Mataram, 22/6 (ANTARA) - Rumah penduduk di Mataram, Pulau Lombok, Nusa Tenggara Barat, juga dipergunakan untuk menampung peserta Hari Keluarga tingkat nasional, yang dipusatkan di Mataram, 27 Juni hingga 1 Juli 2012.

  "Peserta Hari Keluarga 2012 tidak harus bergantung pada hotel, karena rumah penduduk juga siap menampung tamu-tamu dari berbagai daerah itu," kata Wakil Gubernur Nusa Tenggara Barat (NTB) H Badrul Munir, di Mataram, Jumat.

  Badrul mengemukakan hal itu ketika menanggapi pernyataan Kepala Perwakilan Badan Kependudukan dan Keluarga Berencana Nasional (BKKBN) Provinsi NTB H Sukardi, yang mengatakan bahwa hotel di Mataram dan Lombok Barat tidak dapat menampung semua peserta Hari Keluarga.

  Kapasitas tampung seluruh hotel di Kota Mataram dan Kabupaten Lombok Barat, diperkirakan hanya sekitar 12 ribu hingga 13 ribu orang, sementara peserta Hari Keluarga dari 33 provinsi dilaporkan lebih dari 15 ribu orang.

  "Kami mengalami kesulitan  mencari tempat penginapan, karena sejumlah hotel melati yang dihubungi menyatakan kamar hotelnya penuh. Tujuannya agar bisa menaikkan tarif, padahal sebenarnya masih kosong. Karena itu kita mengharapkan para pengelola penginapan untuk lebih terbuka," ujar Sukardi.

  Menurut Badrul, puncak peringatan Hari Keluarga yang dilaksanakan secara berpindah-pindah daerah setiap tahun, relatif berbeda dengan kegiatan nasional lainnya, yang bergantung pada fasilitas hotel.

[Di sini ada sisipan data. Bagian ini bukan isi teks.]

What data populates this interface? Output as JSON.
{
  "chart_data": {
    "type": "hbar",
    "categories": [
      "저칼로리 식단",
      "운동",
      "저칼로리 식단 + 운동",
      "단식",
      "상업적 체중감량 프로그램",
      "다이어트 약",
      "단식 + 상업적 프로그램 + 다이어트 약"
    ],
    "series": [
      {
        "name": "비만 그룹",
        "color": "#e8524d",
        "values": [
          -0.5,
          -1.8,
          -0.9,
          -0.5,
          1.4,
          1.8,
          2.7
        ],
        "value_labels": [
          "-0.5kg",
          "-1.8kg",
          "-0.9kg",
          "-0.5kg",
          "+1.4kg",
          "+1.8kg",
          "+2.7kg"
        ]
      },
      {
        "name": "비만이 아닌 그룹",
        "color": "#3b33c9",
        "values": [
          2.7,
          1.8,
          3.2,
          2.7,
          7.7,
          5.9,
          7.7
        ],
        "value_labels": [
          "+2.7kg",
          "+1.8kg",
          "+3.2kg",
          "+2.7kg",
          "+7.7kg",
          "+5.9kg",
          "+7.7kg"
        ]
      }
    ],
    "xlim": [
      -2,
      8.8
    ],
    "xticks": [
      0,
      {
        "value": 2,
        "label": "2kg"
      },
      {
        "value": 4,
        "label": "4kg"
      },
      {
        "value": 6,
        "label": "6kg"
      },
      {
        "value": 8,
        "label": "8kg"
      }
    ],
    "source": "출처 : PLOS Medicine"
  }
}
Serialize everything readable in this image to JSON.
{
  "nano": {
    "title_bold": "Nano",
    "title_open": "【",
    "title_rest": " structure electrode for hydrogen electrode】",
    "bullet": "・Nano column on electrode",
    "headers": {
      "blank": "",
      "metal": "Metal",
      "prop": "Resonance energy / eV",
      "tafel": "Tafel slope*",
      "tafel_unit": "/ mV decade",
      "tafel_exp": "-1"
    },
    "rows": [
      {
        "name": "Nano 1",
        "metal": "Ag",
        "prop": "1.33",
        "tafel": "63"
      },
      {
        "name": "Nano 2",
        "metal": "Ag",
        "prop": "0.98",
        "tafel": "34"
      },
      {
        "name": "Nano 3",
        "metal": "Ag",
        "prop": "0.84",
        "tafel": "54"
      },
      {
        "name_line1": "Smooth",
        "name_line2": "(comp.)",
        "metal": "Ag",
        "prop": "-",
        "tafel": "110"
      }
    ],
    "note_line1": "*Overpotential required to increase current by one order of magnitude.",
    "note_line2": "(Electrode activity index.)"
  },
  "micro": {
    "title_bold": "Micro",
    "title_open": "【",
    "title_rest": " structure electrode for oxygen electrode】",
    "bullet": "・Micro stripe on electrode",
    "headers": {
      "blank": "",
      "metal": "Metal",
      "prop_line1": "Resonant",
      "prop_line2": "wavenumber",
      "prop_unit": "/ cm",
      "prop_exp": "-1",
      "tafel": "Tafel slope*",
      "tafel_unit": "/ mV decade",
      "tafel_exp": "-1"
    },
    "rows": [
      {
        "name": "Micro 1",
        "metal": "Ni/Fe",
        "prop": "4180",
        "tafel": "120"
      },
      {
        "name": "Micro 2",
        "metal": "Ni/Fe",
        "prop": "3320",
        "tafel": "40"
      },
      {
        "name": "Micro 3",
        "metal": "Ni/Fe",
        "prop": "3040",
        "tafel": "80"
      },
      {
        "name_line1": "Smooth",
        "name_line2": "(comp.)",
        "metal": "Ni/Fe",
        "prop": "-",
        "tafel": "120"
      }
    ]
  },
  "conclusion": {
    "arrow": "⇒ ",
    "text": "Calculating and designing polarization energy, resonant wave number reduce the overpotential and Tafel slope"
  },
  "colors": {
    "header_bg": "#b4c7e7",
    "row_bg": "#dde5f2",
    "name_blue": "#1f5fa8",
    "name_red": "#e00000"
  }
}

  Hari Keluarga yang dulu dikenal dengan sebutan Hari Keluarga Nasional (Harganas), melibatkan masyarakat di sekitar pusat kegiatan, sehingga rumah penduduk merupakan salah satu alternatif tempat penginapan peserta.

  "Itu bedanya Hari Keluarga dengan acara nasional lainnya, sama seperti penyelenggaraan di tempat lain, termasuk di Pulau Jawa. Kegiatan sebelumnya di Bandung, misalnya, juga menggunakan rumah penduduk sebagai penginapan alternatif," ujarnya.

  Karena itu, kata Badrul, bukan hal baru jika penyelenggaraan Hari Keluarga 2012 di Lombok, NTB, juga melibatkan masyarakat dan kediamannya untuk menampung peserta yang jumlahnya cukup banyak itu.

  Badrul pun mengajak semua komponen masyarakat di Pulau Lombok guna menyukseskan puncak peringatan Hari Keluarga 2012 itu.

  Pemerintah Provinsi NTB memanfaatkan areal eks Bandara Selaparang Mataram, untuk pelaksanaan puncak peringatan Hari Keluarga itu.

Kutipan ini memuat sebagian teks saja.